スキルス胃がんだったとは!

夫がスキルス胃がんステージ4の告知を受けてからのこと

再発

昨日は3ヵ月に一度の胃カメラとCT検査、月に一度の血液検査の日。夫の胃がんが進行しているかもしれないという診断を受けた。

 

重なる時は重なるもので、同日関西の祖母が脳梗塞で倒れたという知らせもあり、わたしは目下の懸念事項だった複数の仕事を終えて次の締め切りに入ったところだった。

 

昨日福岡は雨だった。駐車場から正面玄関は遠かったので、夫は入退院用の出入り口を通って院内に入ろうとした。わたしはこの出入り口が嫌い。入院中の夫を見舞いに通った通路からだ。少し歩いても正面入り口から入りたい。

 

「え!いやなの? 何でもないよ。結果を聞きに行くだけだから」

夫は最近完全に油断していた。タンパク質とビタミン補給に作っていたシェイクは冬の間飲まず、毎日続けていたコーヒーエネマは週に1度から10日に1度に、2時間置きに飲んでいたリボゾームビタミンCも8時間に1錠になり、一日置きに通っていた温泉にもずいぶん長い間いっていない。

 

人と食事をすると「糖質制限をしているので」と断りを入れるけれど、徹底してに避けていた小麦製品、コンビニスイーツなどを茶目っ気たっぷりに妻の顔色をうかがいながら食べ、ご飯も普通に食べている。わたしがゆるすかどうかの問題ではないのだけれど、見つかると怒られるから機嫌を取っておこう、という調子。

 

ついに見かねて「糖質制限、してないじゃない」といったところ、すっかりヘソを曲げ「俺は我慢してた、でもも糖質制限はやめる」と当てつけのように麺類やパン、小麦製菓を食べ始めた。

 

要するに夫はここ数か月で発病する前の暮らしにすっかり戻った。寒い部屋で薄着をして深夜まで何か作業をする。床で寝る。「寒い、寒い」と言いながら窮屈だからと厚着をしない。

 

それでも血液検査の結果はいつもよかった。遊び呆けてテストを受けた学生が結果を聞きに行くように、夫は12月頃まではビクビクしながら検査にいったが、何をやっても腫瘍マーカーが上がらないので本当にもう治ったのだと考え始めていた。

 

「今回、胃カメラの結果に、少しまた、大きくなり始めているという所見がありました」

R医師ははじめて会ったときのような緊張した面持ちでそういった。

「CTと血液検査には異常ありません。転移も見られませんし、胃の壁も厚くなってはいません。数値はむしろよくなっているんです。でも、ここに」

R医師はディスプレイに映る3ヶ月前の胃壁と今月の胃壁を指さした。

「この、少し凹んだところ、わかりますか。ここの周りが、今月少し盛り上がってきている。
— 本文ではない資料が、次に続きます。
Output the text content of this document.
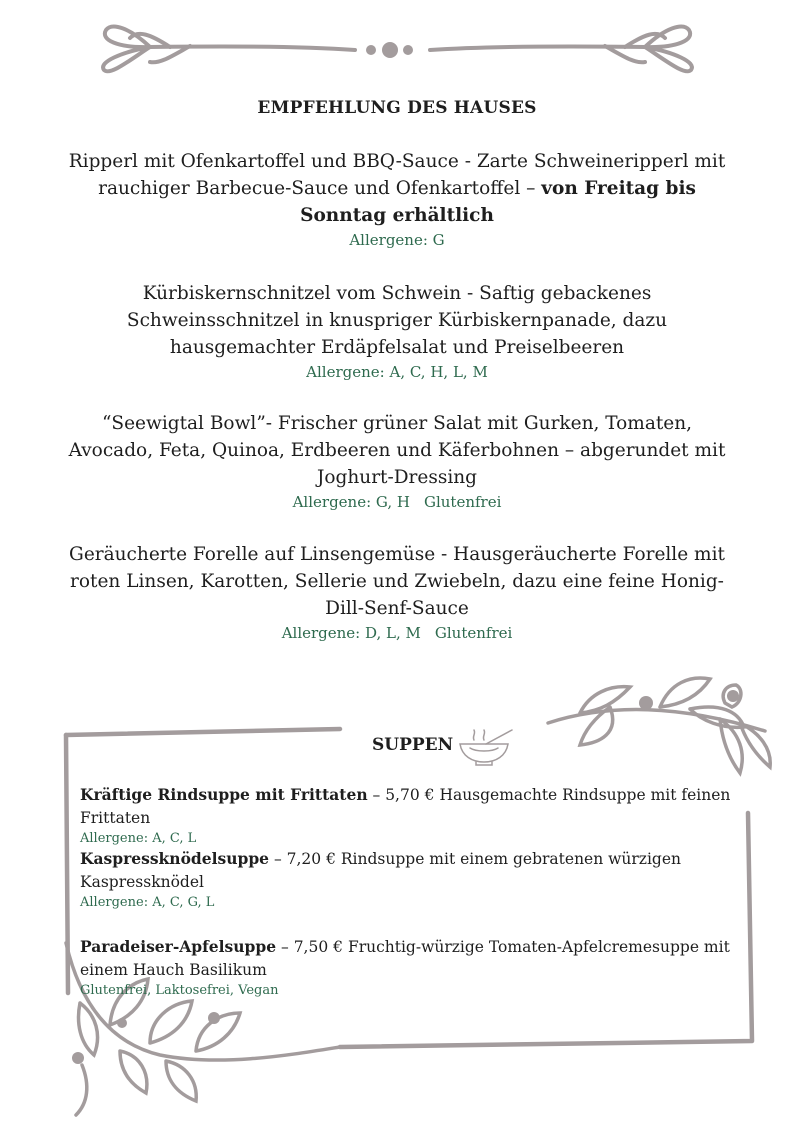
EMPFEHLUNG DES HAUSES
Ripperl mit Ofenkartoffel und BBQ-Sauce - Zarte Schweineripperl mit rauchiger Barbecue-Sauce und Ofenkartoffel – von Freitag bis Sonntag erhältlich
Allergene: G
Kürbiskernschnitzel vom Schwein - Saftig gebackenes Schweinsschnitzel in knuspriger Kürbiskernpanade, dazu hausgemachter Erdäpfelsalat und Preiselbeeren
Allergene: A, C, H, L, M
“Seewigtal Bowl”- Frischer grüner Salat mit Gurken, Tomaten, Avocado, Feta, Quinoa, Erdbeeren und Käferbohnen – abgerundet mit Joghurt-Dressing
Allergene: G, H Glutenfrei
Geräucherte Forelle auf Linsengemüse - Hausgeräucherte Forelle mit roten Linsen, Karotten, Sellerie und Zwiebeln, dazu eine feine Honig-Dill-Senf-Sauce
Allergene: D, L, M Glutenfrei
SUPPEN
Kräftige Rindsuppe mit Frittaten – 5,70 € Hausgemachte Rindsuppe mit feinen Frittaten
Allergene: A, C, L
Kaspressknödelsuppe – 7,20 € Rindsuppe mit einem gebratenen würzigen Kaspressknödel
Allergene: A, C, G, L
Paradeiser-Apfelsuppe – 7,50 € Fruchtig-würzige Tomaten-Apfelcremesuppe mit einem Hauch Basilikum
Glutenfrei, Laktosefrei, Vegan
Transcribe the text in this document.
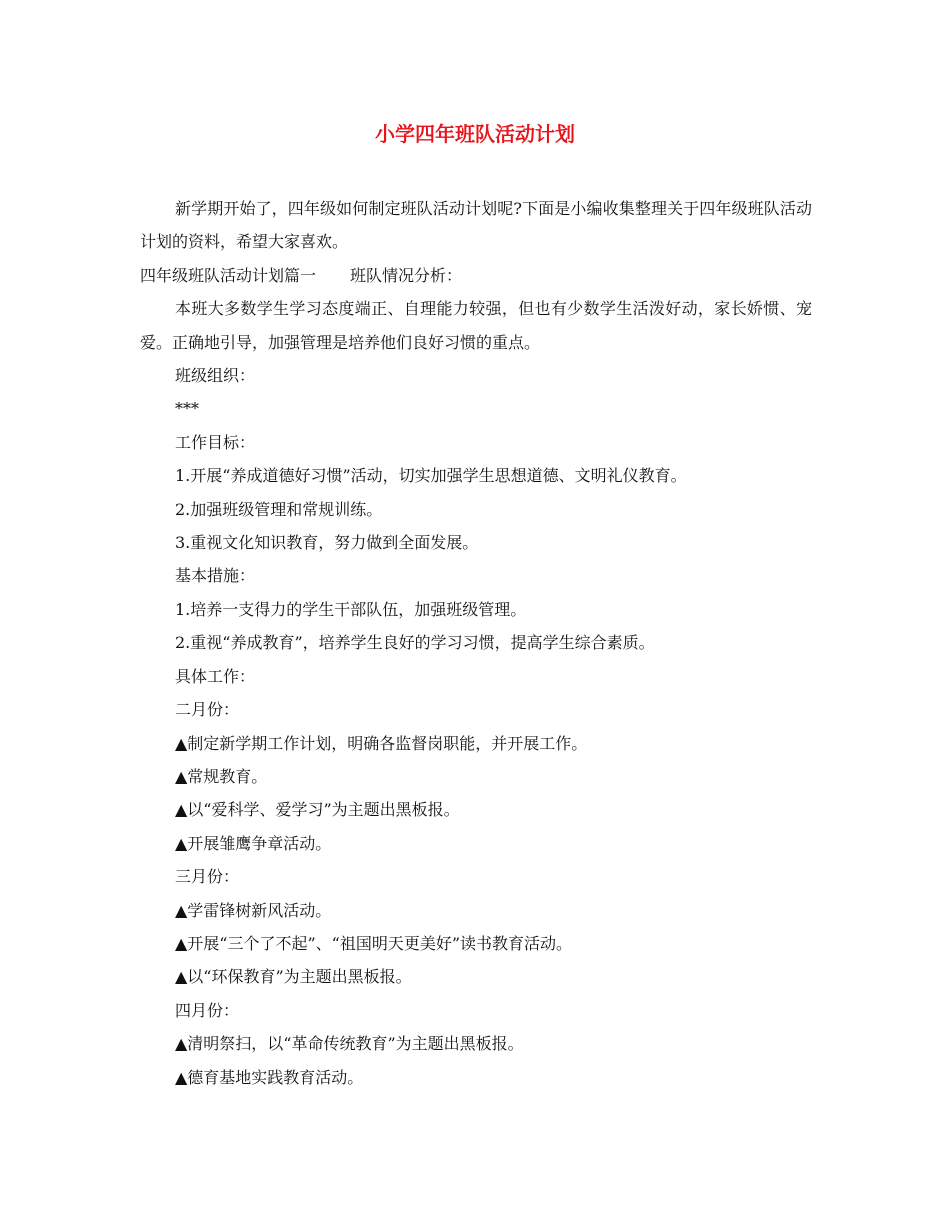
小学四年班队活动计划

新学期开始了，四年级如何制定班队活动计划呢?下面是小编收集整理关于四年级班队活动计划的资料，希望大家喜欢。

四年级班队活动计划篇一 班队情况分析：

本班大多数学生学习态度端正、自理能力较强，但也有少数学生活泼好动，家长娇惯、宠爱。正确地引导，加强管理是培养他们良好习惯的重点。

班级组织：

***

工作目标：

1.开展“养成道德好习惯”活动，切实加强学生思想道德、文明礼仪教育。

2.加强班级管理和常规训练。

3.重视文化知识教育，努力做到全面发展。

基本措施：

1.培养一支得力的学生干部队伍，加强班级管理。

2.重视“养成教育”，培养学生良好的学习习惯，提高学生综合素质。

具体工作：

二月份：

▲制定新学期工作计划，明确各监督岗职能，并开展工作。

▲常规教育。

▲以“爱科学、爱学习”为主题出黑板报。

▲开展雏鹰争章活动。

三月份：

▲学雷锋树新风活动。

▲开展“三个了不起”、“祖国明天更美好”读书教育活动。

▲以“环保教育”为主题出黑板报。

四月份：

▲清明祭扫，以“革命传统教育”为主题出黑板报。

▲德育基地实践教育活动。
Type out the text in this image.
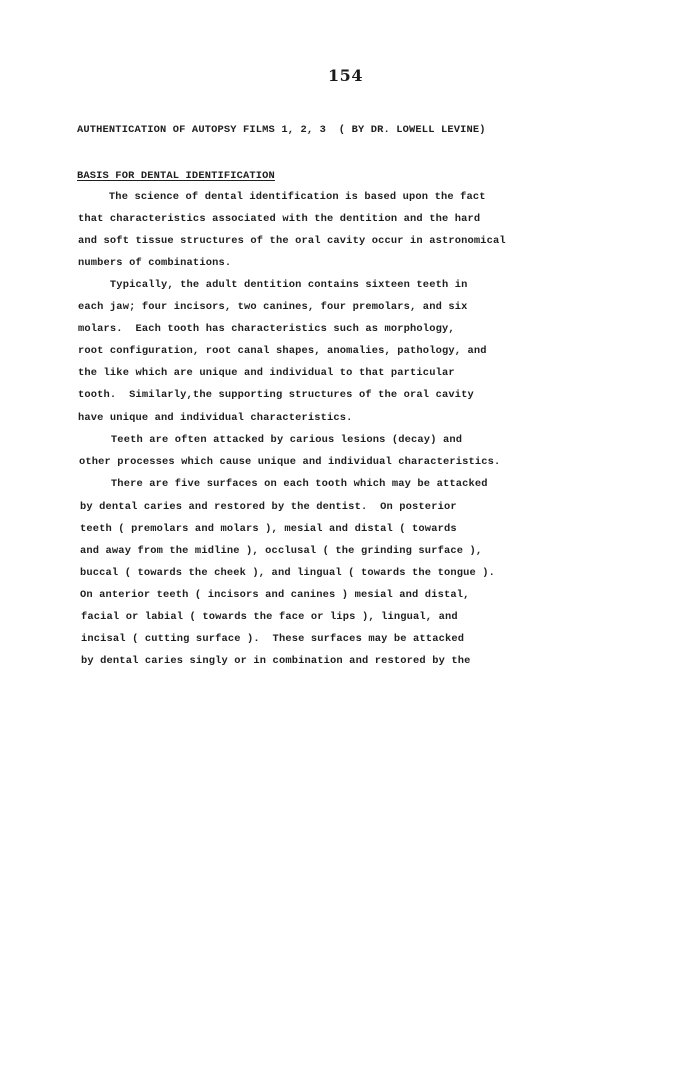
154
AUTHENTICATION OF AUTOPSY FILMS 1, 2, 3  ( BY DR. LOWELL LEVINE)
BASIS FOR DENTAL IDENTIFICATION
The science of dental identification is based upon the fact
that characteristics associated with the dentition and the hard
and soft tissue structures of the oral cavity occur in astronomical
numbers of combinations.
Typically, the adult dentition contains sixteen teeth in
each jaw; four incisors, two canines, four premolars, and six
molars.  Each tooth has characteristics such as morphology,
root configuration, root canal shapes, anomalies, pathology, and
the like which are unique and individual to that particular
tooth.  Similarly,the supporting structures of the oral cavity
have unique and individual characteristics.
Teeth are often attacked by carious lesions (decay) and
other processes which cause unique and individual characteristics.
There are five surfaces on each tooth which may be attacked
by dental caries and restored by the dentist.  On posterior
teeth ( premolars and molars ), mesial and distal ( towards
and away from the midline ), occlusal ( the grinding surface ),
buccal ( towards the cheek ), and lingual ( towards the tongue ).
On anterior teeth ( incisors and canines ) mesial and distal,
facial or labial ( towards the face or lips ), lingual, and
incisal ( cutting surface ).  These surfaces may be attacked
by dental caries singly or in combination and restored by the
お薬で抑えていたガンが、少しずつ大きくなってきているのだと思います」

 

化学療法をやめたのは去年の6月。かれこれ10ヵ月のあいだ抗がん剤が効き続けていたとは考え難い。わたしたちはこの3ヵ月の暮らしの変化を思い返さずにはいられなかった。

 

このブログを中断していた理由のひとつは、あの頃の出来事は思い出せても恐怖と不安を思い出せないでいるせいもあった。思い出すとあの頃が戻ってくるようで怖くもあった。現在と切り離しておかないと危ないと、どこかで思っていた。でもその恐怖と不安は一瞬で戻ってきた。ああ、こうだった。こんな感じだった。いま書いておかないと、また忘れてしまうだろうと思った。